Hundreds of civilians are reported to have been killed since March, as coalition warplanes support an offensive by a Kurdish-led alliance.
In the past week. Syrian Democratic Forces (SDF) fighters have pushed into the west, east and north of Raqqa.
The battle for the city has also led to 160,000 civilians fleeing their homes.
- US-backed forces face fierce battle for Raqqa
- Inside 'Islamic State': A Raqqa diary
- Islamic State group: The full story
The coalition has said the capture of Raqqa will deliver a "decisive blow" to the caliphate proclaimed by IS in June 2014, months after it took control or the city.
Up to 4,000 militants are believed to be holed up inside Raqqa, including foreign fighters and various senior figures.
It is unclear how many civilians are trapped there with them, but UN officials estimated that there are between 50,000 and 100,000.
In an address to the UN Human Rights Council on Wednesday, the chairman of the independent commission of inquiry for Syria noted that IS had been losing territory at a rapid pace in the north and centre of the country over the past few months.
If successful, Paolo Pinheiro said, the SDF offensive on Raqqa "could liberate the city's civilian population from the group's oppressive clutches, including Yazidi women and girls, whom the group has kept sexually enslaved for almost three years as part of an ongoing and unaddressed genocide".
But he added that the offensive must not be "undertaken at the expense of civilians who unwillingly find themselves living in areas where [IS] is present".
"We note in particular that the intensification of air strikes, which have paved the ground for an SDF advance in Raqqa, has resulted not only in staggering loss of civilian life, but has also led to 160,000 civilians fleeing their homes and becoming internally displaced."
The UK-based monitoring group Airwars estimates that more than 600 civilians were killed in more than 150 coalition or SDF attacks between March and May.
Air and artillery strikes killed dozens more in the first eight days of June, it says.

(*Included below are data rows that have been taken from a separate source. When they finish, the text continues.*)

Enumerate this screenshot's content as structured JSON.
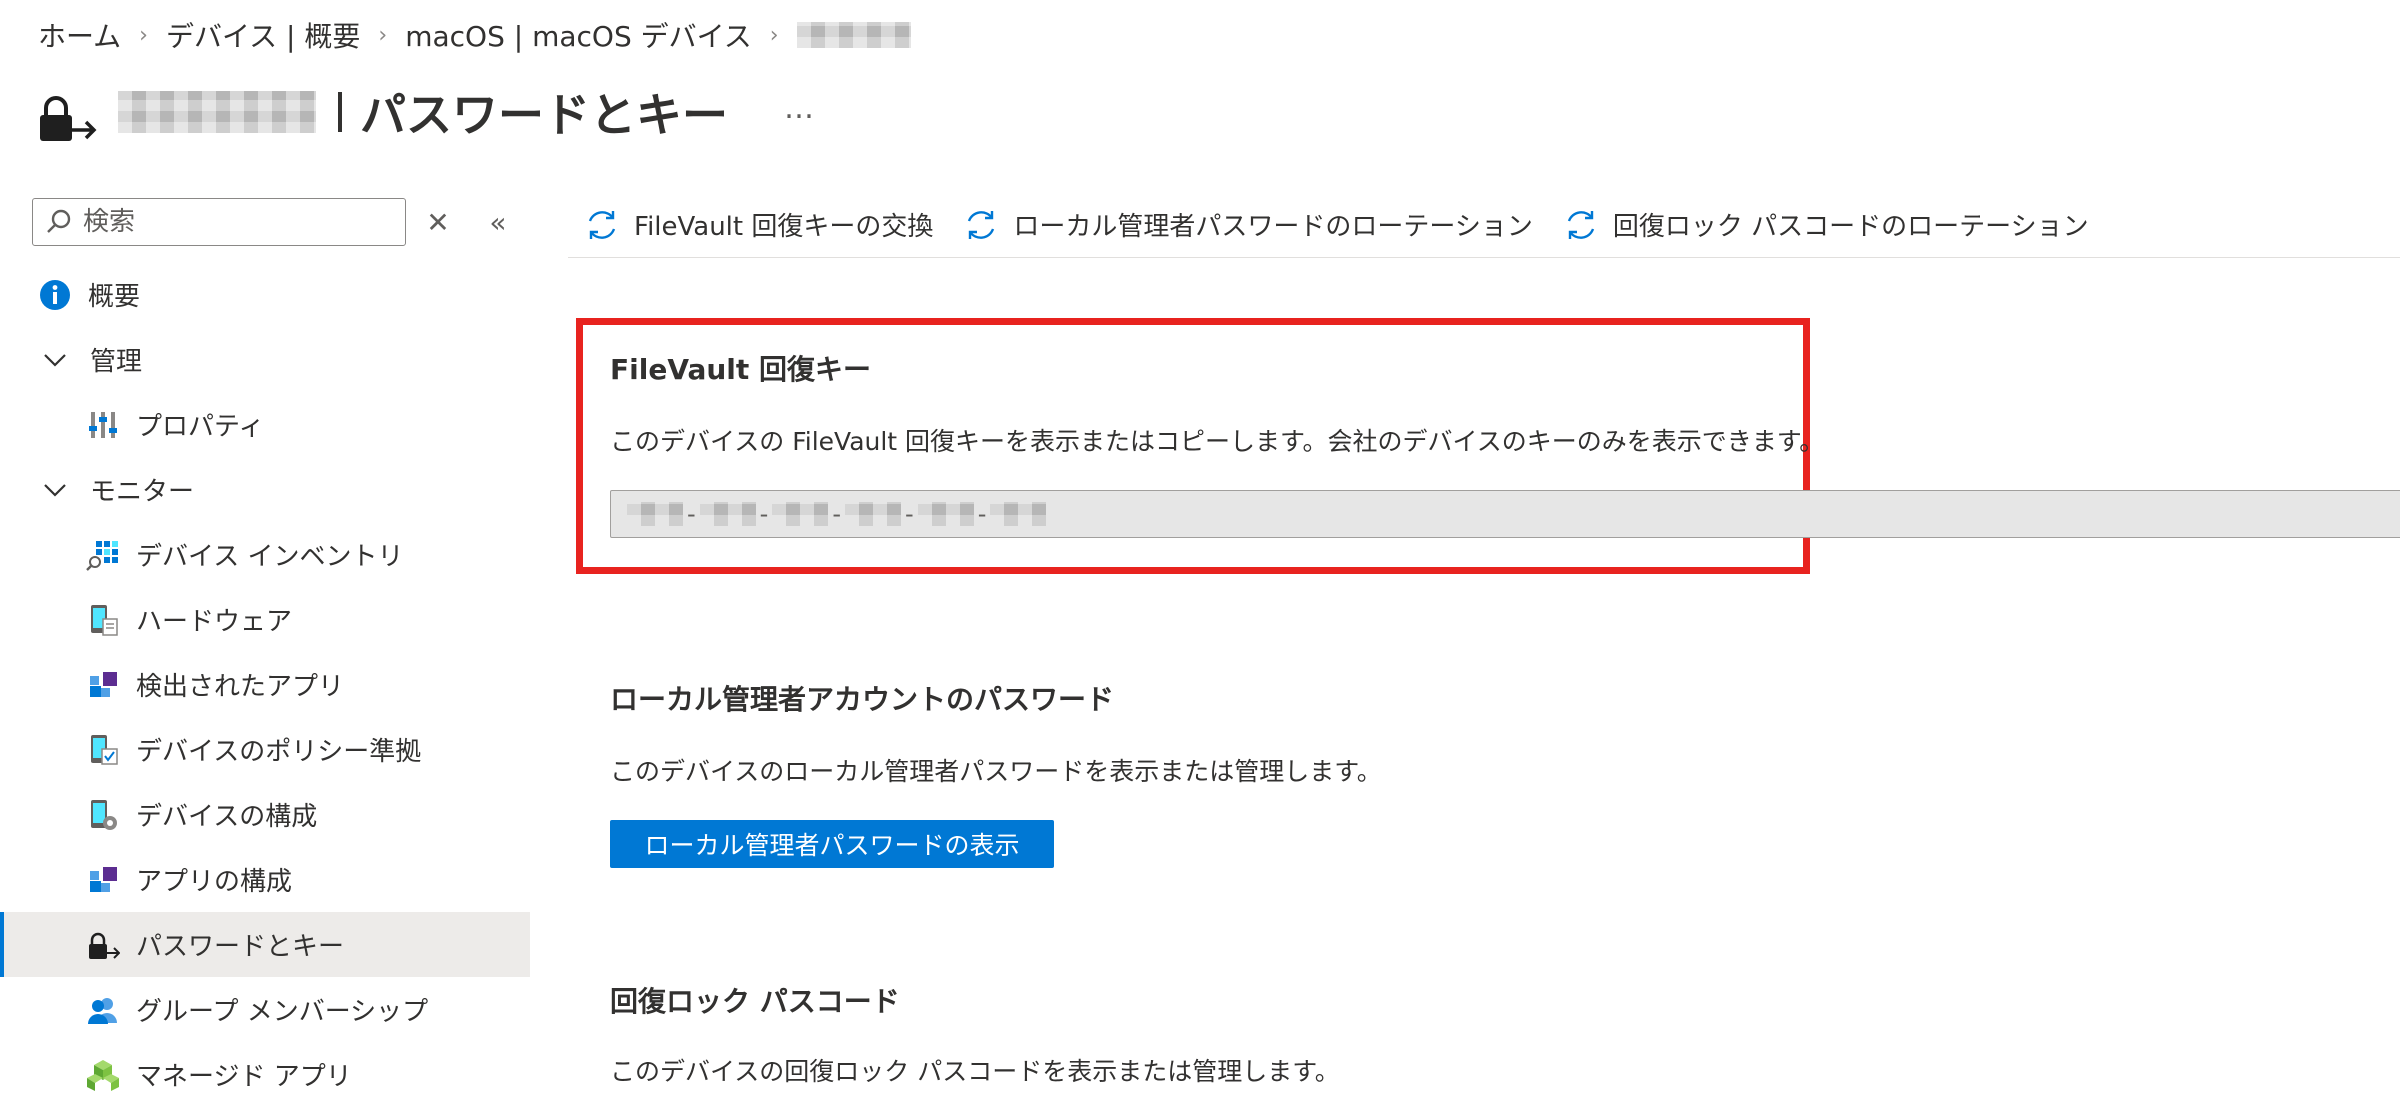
{
  "breadcrumb": {
    "items": [
      "ホーム",
      "デバイス | 概要",
      "macOS | macOS デバイス"
    ],
    "separator": "›"
  },
  "header": {
    "title": "パスワードとキー",
    "more": "…"
  },
  "sidebar": {
    "search_placeholder": "検索",
    "clear": "✕",
    "collapse": "«",
    "items": [
      {
        "label": "概要",
        "icon": "info-icon"
      },
      {
        "label": "管理",
        "icon": "chevron-down-icon",
        "group": true
      },
      {
        "label": "プロパティ",
        "icon": "properties-icon"
      },
      {
        "label": "モニター",
        "icon": "chevron-down-icon",
        "group": true
      },
      {
        "label": "デバイス インベントリ",
        "icon": "inventory-icon"
      },
      {
        "label": "ハードウェア",
        "icon": "hardware-icon"
      },
      {
        "label": "検出されたアプリ",
        "icon": "apps-icon"
      },
      {
        "label": "デバイスのポリシー準拠",
        "icon": "compliance-icon"
      },
      {
        "label": "デバイスの構成",
        "icon": "device-config-icon"
      },
      {
        "label": "アプリの構成",
        "icon": "app-config-icon"
      },
      {
        "label": "パスワードとキー",
        "icon": "lock-arrow-icon",
        "selected": true
      },
      {
        "label": "グループ メンバーシップ",
        "icon": "group-icon"
      },
      {
        "label": "マネージド アプリ",
        "icon": "managed-apps-icon"
      }
    ]
  },
  "toolbar": {
    "buttons": [
      {
        "label": "FileVault 回復キーの交換",
        "icon": "refresh-icon"
      },
      {
        "label": "ローカル管理者パスワードのローテーション",
        "icon": "refresh-icon"
      },
      {
        "label": "回復ロック パスコードのローテーション",
        "icon": "refresh-icon"
      }
    ]
  },
  "sections": {
    "filevault": {
      "title": "FileVault 回復キー",
      "description": "このデバイスの FileVault 回復キーを表示またはコピーします。会社のデバイスのキーのみを表示できます。"
    },
    "local_admin": {
      "title": "ローカル管理者アカウントのパスワード",
      "description": "このデバイスのローカル管理者パスワードを表示または管理します。",
      "button": "ローカル管理者パスワードの表示"
    },
    "recovery_lock": {
      "title": "回復ロック パスコード",
      "description": "このデバイスの回復ロック パスコードを表示または管理します。"
    }
  },
  "colors": {
    "accent": "#0078d4",
    "highlight": "#e8231f",
    "selected_bg": "#edebe9"
  }
}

The UN Office for the Co-ordination of Humanitarian Affairs warned on Thursday that the assault was intensifying an "already desperate" situation in Raqqa.
Air strikes, shelling and clashes on the ground were killing and injuring civilians, and damaging key infrastructure, it said. There were also reports of increased shortages of essential commodities such as food, medicine and fuel, it added.
Mr Pinheiro also expressed deep concern that the creation of "de-escalation" zones in western Syria - agreed earlier this year as part of a plan sponsored by Russia, Turkey and Iran - had not led to improved access for aid agencies.
So far this year, he said, only one UN convoy had been permitted access to an area identified as urgently in need of assistance.
The UN investigators were also alarmed at the increasing number of "evacuation agreements" in which civilians are being moved out of some besieged areas.
They said some of the evacuations might amount to war crimes because they appeared "primarily motivated by the strategic considerations of the warring parties that negotiate them" and generally did not take the wishes of civilians into account.
Separately, Human Rights Watch warned that the coalition's use of artillery-delivered white phosphorus in Raqqa and in the last remaining IS-held parts of the northern Iraqi city of Mosul was endangering civilians.
White phosphorus can be used for several purposes on the battlefield - as a smoke screen, for signalling and marking, and as an incendiary weapon.
However, international law prohibits its use in civilian areas because of its indiscriminate effects. On contact, it can burn people, thermally and chemically, down to the bone.
"No matter how white phosphorus is used, it poses a high risk of horrific and long-lasting harm," warned Steve Goose, arms director at Human Rights Watch.